Rob Hennelly

Personal information
- Native name: Riobeard Ó hIonnaile (Irish)
- Born: 8 March 1990 (age 36) Castlebar, Ireland
- Occupation: Tech
- Height: 1.86 m (6 ft 1 in)

Sport
- Sport: Gaelic football
- Position: Goalkeeper

Clubs
- Years: Club
- 2007–2022 2023–: Breaffy Raheny

College
- Years: College
- DCU

College titles
- Sigerson titles: 2

Inter-county
- Years: County
- 2011 – present: Mayo

Inter-county titles
- Connacht titles: 7
- All-Irelands: 1
- NFL: 1
- All Stars: 0

= Rob Hennelly =

Irish Gaelic footballer

Rob Hennelly (born 8 March 1990) is a Gaelic footballer who plays for Breaffy and Mayo.

==Mayo==
Hennelly was part of the Mayo senior panel in 2009, and league panel for 2010, making his Senior debut for Mayo in London in 2011.

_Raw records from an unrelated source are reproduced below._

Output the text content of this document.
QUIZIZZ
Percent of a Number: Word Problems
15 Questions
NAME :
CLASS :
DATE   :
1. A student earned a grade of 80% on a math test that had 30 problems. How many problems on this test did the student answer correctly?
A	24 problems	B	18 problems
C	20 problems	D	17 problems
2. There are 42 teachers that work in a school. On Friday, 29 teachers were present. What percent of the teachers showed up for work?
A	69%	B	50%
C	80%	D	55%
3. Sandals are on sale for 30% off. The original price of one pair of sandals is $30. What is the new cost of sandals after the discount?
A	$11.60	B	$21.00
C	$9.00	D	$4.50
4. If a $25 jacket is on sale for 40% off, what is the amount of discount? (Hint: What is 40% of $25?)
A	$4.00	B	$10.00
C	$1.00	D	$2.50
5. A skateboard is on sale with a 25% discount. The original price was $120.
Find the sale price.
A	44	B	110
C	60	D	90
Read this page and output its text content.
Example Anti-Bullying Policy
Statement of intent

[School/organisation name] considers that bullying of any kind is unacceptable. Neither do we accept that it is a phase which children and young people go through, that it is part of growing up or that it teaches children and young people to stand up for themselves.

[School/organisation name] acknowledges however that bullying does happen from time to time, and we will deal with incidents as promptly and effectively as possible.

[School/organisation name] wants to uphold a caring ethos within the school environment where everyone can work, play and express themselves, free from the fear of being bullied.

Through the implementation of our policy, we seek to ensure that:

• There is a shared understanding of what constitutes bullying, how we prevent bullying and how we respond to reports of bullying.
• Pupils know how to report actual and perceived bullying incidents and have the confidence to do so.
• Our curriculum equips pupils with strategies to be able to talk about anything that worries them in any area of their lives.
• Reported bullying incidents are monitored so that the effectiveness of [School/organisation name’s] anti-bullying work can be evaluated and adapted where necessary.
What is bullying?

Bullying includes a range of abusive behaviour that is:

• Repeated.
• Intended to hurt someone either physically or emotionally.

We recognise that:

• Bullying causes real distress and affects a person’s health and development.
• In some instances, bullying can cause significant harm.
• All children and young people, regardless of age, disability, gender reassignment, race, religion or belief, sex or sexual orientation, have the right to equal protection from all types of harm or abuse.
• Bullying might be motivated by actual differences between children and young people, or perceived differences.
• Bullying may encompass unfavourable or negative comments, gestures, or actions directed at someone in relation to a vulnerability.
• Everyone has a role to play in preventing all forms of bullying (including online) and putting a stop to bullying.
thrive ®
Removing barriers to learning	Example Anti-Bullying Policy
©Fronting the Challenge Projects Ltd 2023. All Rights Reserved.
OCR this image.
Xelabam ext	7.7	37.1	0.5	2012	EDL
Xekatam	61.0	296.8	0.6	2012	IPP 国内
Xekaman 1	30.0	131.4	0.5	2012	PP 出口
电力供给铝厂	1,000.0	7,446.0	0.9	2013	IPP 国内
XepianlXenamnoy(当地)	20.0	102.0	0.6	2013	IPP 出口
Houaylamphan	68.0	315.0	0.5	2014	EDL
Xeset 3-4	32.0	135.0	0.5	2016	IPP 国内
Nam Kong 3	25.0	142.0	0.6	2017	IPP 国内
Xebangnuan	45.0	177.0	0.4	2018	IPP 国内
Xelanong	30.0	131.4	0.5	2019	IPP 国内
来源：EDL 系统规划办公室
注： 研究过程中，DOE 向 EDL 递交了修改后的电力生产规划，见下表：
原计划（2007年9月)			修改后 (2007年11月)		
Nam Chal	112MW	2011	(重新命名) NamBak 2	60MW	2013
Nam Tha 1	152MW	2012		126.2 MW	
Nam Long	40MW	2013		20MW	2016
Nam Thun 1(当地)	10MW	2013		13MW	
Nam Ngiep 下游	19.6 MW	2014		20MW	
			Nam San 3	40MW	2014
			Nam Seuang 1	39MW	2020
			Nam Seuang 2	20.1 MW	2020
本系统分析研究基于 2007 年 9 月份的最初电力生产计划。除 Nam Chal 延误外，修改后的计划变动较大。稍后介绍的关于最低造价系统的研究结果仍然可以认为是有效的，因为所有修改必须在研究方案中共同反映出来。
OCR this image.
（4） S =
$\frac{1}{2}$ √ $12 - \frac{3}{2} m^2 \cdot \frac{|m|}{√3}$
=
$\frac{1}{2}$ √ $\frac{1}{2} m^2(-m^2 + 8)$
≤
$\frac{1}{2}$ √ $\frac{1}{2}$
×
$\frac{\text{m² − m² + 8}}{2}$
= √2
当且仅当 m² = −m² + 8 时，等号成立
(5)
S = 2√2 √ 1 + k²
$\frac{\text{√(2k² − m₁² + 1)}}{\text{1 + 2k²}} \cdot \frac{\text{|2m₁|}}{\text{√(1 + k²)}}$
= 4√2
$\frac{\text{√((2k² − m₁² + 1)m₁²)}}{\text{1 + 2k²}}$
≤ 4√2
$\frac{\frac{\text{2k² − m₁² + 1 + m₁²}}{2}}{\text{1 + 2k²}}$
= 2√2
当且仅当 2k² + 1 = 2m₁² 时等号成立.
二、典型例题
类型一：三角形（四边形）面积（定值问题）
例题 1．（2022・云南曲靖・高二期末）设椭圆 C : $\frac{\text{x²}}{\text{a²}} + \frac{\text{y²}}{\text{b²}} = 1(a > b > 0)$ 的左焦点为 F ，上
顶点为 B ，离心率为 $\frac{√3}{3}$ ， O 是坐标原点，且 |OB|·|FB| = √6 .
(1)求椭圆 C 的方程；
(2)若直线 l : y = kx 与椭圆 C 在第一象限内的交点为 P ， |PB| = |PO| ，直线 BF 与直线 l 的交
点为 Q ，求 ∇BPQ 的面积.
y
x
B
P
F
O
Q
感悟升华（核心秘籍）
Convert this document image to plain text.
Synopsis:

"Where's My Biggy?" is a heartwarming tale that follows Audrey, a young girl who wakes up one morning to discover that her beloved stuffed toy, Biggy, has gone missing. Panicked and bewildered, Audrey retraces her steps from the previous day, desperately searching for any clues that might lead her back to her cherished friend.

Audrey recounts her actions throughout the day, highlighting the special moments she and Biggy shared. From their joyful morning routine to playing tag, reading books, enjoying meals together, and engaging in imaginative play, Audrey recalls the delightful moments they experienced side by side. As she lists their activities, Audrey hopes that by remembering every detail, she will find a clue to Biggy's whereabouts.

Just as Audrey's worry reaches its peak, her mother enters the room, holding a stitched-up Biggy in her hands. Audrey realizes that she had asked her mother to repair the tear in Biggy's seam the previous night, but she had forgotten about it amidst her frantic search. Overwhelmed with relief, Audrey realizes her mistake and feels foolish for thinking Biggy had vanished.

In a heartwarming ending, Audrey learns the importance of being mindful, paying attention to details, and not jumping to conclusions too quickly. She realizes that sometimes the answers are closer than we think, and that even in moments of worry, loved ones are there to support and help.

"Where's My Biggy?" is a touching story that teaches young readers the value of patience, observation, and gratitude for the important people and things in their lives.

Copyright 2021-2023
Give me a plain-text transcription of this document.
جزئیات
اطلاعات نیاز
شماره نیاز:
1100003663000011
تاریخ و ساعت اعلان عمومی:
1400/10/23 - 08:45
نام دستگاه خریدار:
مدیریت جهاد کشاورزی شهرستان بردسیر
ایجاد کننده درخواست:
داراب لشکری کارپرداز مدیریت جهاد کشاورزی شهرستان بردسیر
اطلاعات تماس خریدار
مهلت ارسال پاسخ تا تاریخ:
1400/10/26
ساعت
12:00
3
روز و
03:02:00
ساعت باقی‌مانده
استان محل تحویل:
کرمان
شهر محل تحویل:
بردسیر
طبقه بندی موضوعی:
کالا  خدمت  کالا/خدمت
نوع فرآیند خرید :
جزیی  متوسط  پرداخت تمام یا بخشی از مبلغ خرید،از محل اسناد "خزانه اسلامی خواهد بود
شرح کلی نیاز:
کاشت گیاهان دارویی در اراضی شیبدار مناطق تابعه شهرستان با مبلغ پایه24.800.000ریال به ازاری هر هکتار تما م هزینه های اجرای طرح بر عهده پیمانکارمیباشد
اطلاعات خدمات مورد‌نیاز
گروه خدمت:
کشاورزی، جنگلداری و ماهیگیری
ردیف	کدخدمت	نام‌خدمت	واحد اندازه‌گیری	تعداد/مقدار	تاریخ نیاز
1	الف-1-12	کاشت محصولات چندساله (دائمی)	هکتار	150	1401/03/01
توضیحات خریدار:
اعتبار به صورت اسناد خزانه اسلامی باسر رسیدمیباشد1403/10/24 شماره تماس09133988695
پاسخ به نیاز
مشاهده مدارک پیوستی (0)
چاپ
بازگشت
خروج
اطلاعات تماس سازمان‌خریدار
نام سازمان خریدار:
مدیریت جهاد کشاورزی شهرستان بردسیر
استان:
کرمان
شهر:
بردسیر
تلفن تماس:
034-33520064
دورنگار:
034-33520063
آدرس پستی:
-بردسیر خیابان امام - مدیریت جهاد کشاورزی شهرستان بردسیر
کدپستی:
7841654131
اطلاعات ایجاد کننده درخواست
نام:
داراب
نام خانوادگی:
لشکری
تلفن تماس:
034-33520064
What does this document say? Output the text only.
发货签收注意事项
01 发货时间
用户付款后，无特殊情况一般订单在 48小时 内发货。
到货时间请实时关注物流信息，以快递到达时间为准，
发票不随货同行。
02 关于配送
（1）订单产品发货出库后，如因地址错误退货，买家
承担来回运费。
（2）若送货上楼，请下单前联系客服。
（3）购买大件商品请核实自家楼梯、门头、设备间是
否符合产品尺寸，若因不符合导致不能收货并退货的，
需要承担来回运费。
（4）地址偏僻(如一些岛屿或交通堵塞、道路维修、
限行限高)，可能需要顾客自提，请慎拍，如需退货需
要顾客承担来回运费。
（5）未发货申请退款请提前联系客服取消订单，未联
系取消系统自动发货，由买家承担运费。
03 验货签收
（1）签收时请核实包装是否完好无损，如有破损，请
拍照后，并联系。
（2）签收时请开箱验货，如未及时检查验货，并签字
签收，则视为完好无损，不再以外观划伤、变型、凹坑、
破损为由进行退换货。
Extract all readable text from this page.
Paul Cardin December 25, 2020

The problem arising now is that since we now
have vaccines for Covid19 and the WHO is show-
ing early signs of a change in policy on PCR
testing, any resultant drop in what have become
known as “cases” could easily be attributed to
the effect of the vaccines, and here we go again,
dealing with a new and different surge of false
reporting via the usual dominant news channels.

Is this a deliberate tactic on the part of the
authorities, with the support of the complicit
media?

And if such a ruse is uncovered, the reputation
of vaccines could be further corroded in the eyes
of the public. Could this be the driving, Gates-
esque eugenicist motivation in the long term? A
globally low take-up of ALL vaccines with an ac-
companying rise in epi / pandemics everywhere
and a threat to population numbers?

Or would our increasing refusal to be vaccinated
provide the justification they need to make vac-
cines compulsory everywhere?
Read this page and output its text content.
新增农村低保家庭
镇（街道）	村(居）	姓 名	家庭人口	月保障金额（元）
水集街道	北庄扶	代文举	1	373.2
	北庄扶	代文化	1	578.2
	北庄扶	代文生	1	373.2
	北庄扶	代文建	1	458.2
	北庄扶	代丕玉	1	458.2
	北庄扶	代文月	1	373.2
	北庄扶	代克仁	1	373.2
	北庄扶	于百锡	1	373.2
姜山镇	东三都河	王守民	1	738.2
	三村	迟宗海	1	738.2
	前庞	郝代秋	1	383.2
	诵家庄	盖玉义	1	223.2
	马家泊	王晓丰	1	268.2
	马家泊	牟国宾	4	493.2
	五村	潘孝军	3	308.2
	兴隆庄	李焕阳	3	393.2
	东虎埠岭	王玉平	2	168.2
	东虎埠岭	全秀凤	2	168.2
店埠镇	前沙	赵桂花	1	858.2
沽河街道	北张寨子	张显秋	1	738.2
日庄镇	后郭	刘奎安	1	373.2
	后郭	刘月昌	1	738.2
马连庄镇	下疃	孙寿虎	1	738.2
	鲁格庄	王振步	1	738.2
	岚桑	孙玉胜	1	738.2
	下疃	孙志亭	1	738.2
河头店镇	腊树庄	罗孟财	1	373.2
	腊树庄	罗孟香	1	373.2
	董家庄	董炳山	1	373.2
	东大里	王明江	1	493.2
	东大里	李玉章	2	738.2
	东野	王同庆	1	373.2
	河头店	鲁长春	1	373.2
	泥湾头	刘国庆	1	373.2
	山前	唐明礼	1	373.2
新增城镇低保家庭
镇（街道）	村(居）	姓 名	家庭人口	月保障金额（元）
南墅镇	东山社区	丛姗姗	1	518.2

Hennelly left the Mayo panel in 2012 after being the number one goalkeeper throughout 2011, but returned to the panel in 2013 for the Connacht final when goalkeepers David Clarke and Kenneth O'Malley were both injured.

Hennelly retired in December 2024 but was persuaded by Andy Moran to return for the 2026 season.

On 26 July 2026 Hennelly won the 2026 All-Ireland Football Championship with Mayo.

==Work==
Hennelly is VP of Commercial Development at CarTrawler.